Le logiciel espion Pegasus de la société israélienne NSO Group serait utilisé «pour le compte d’une dizaine de gouvernements», révèle une enquête menée par l’organisation française Forbidden Stories et l’ONG Amnesty International. Elle a été publiée ce dimanche 18 juillet par un consortium de 17 médias internationaux, dont Le Monde. Parmi les bénéficiaires, les auteurs citent notamment le Premier ministre hongrois, Viktor Orban, qui semble-t-il entretient des rapports complexes avec l’un des donateurs de Forbidden Stories.
Dans le cadre de l’enquête sur cette «arme numérique» utilisée contre des opposants politiques, des journalistes ou des fonctionnaires des États voisins dans de nombreux pays, un annuaire contenant 50.000 numéros de téléphones dont certains actifs en France, a été analysé.
Qu’est-ce que le logiciel Pegasus?
C’est en raison des failles de sécurité dans les logiciels d’Apple et de Google que Pegasus peut être installé sur un smartphone à distance. Le propriétaire du téléphone ciblé n’a même pas besoin d’ouvrir tel ou tel lien pour «attraper» ce logiciel malveillant, précise Le Monde.
Le Monde indique qu’au cours d’«analyses techniques extrêmement poussées» sur les téléphones mobiles de cibles potentielles, réalisés grâce aux experts du Security Lab d’Amnesty International, l’authenticité de certaines données a été confirmée: nombre de ces personnes appartenant à la société civile ont en effet été infectées par Pegasus.
Pourquoi s’en servir?
Tandis que le but proclamé du logiciel est de contribuer «à la lutte contre le terrorisme et le crime organisé», la majorité des clients de NSO Group s’en sont servis dans un autre but, indique l’enquête.
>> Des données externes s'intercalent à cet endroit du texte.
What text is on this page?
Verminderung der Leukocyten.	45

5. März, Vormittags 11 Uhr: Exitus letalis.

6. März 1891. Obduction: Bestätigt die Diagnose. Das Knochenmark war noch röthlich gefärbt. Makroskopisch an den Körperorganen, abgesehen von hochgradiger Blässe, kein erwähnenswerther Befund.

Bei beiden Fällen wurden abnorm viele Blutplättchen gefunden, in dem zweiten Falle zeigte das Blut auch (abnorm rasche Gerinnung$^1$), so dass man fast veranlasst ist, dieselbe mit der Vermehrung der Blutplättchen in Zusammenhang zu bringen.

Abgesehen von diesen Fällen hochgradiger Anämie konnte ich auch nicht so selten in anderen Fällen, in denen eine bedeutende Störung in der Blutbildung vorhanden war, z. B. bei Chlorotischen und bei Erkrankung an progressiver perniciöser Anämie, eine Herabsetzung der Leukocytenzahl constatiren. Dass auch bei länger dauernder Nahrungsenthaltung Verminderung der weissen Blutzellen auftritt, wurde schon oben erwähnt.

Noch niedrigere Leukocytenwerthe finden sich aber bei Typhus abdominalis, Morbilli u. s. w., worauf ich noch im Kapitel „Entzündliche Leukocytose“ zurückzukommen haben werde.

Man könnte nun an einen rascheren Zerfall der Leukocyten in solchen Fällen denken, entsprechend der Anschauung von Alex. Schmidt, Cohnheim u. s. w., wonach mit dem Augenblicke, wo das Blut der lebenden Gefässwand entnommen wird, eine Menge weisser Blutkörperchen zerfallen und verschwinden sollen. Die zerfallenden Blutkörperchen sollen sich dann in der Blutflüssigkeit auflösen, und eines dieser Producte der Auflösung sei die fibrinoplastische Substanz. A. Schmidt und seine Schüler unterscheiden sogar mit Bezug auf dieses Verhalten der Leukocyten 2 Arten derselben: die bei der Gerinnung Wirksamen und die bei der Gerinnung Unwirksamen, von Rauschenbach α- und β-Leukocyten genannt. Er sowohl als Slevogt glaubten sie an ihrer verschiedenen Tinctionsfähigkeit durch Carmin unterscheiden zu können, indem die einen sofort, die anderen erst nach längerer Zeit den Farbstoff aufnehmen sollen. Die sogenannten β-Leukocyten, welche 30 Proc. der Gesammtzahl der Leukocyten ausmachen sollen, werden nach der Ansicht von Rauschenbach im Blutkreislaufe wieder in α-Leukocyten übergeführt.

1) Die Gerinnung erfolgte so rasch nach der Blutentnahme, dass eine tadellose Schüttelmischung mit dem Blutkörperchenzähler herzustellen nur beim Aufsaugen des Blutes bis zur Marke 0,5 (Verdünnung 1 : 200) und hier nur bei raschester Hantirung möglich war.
Selon le quotidien français et ses partenaires, qui ont consulté l’analyse des données en question, pour la plupart des clients de l’entreprise israélienne, «terrorisme et grand banditisme ne constituent qu’une infime partie des utilisations». Il s’agit surtout de l’espionnage des hommes politiques des pays voisins ainsi que de détracteurs dans leur propre pays.
Contacté par les journalistes, NSO Group réfute toutes les accusations de l’enquête, arguant que celle-cine s’appuie «sur aucune base factuelle».
«NSO Group nie fermement les fausses accusations portées dans votre enquête. Ces accusations sont pour beaucoup des théories non corroborées, qui jettent de sérieux doutes sur la crédibilité de vos sources, ainsi que sur le cœur de votre enquête», a répondu l’entreprise, citée par Le Monde, tout en promettant de continuer «d’enquêter sur les accusations crédibles d’utilisation abusive» de son logiciel.
Cibles françaises
Selon l’enquête, plusieurs milliers de numéros téléphoniques français, sont devenus la cible de Pegasus, la majorité pour le compte du Maroc. Sollicité par les enquêteurs, Rabat «rejette catégoriquement les allégations».
Le Monde souligne qu’en France, c’est également la société civile qui se trouve dans le viseur, à savoir des journalistes, des athlètes, des youtubeurs, des prêtres et des imams, des avocats ainsi que «des hommes et des femmes dont le seul tort est d’être proches, par liens d’amitié ou familial, de personnes critiques du gouvernement».
Selon les témoignages recueillis par les journalistes qui ont travaillé sur le Projet Pegasus, les conséquences de la surveillance pour les cibles ont été lourdes menant notamment à «l’autocensure de voix dissidentes, même les plus modérées».
Soros vs Orban?
D’après le Guardian, les téléphones de deux journalistes du partenaire hongrois du projet enquêtant sur Pegasus, le média d'investigation Direkt36, ont été infectés par le logiciel espion israélien. D’après l’analyse de données d’Amnesty International, l’appareil de l’un d’entre eux, Szabolcs Panyi, l’a été en 2019 peu après les demandes de commentaires effectuées par le journaliste auprès du gouvernement hongrois dirigé par Viktor Orban.
Il est d’ailleurs à préciser que l’un des donateurs de Forbidden stories, l’auteur de l’enquête sur le Pegasus, est l’organisation Open Society Foundations, financée par le milliardaire américain George Soros. Les relations entre cet homme d’affaires d’origine hongroise et le Premier ministre hongrois Viktor Orban sont d’ailleurs assez tendues, le bras de fer entre eux quant à la fermeture à Budapest de l’Université d'Europe centrale financée par Soros en étant l’exemple le plus parlant.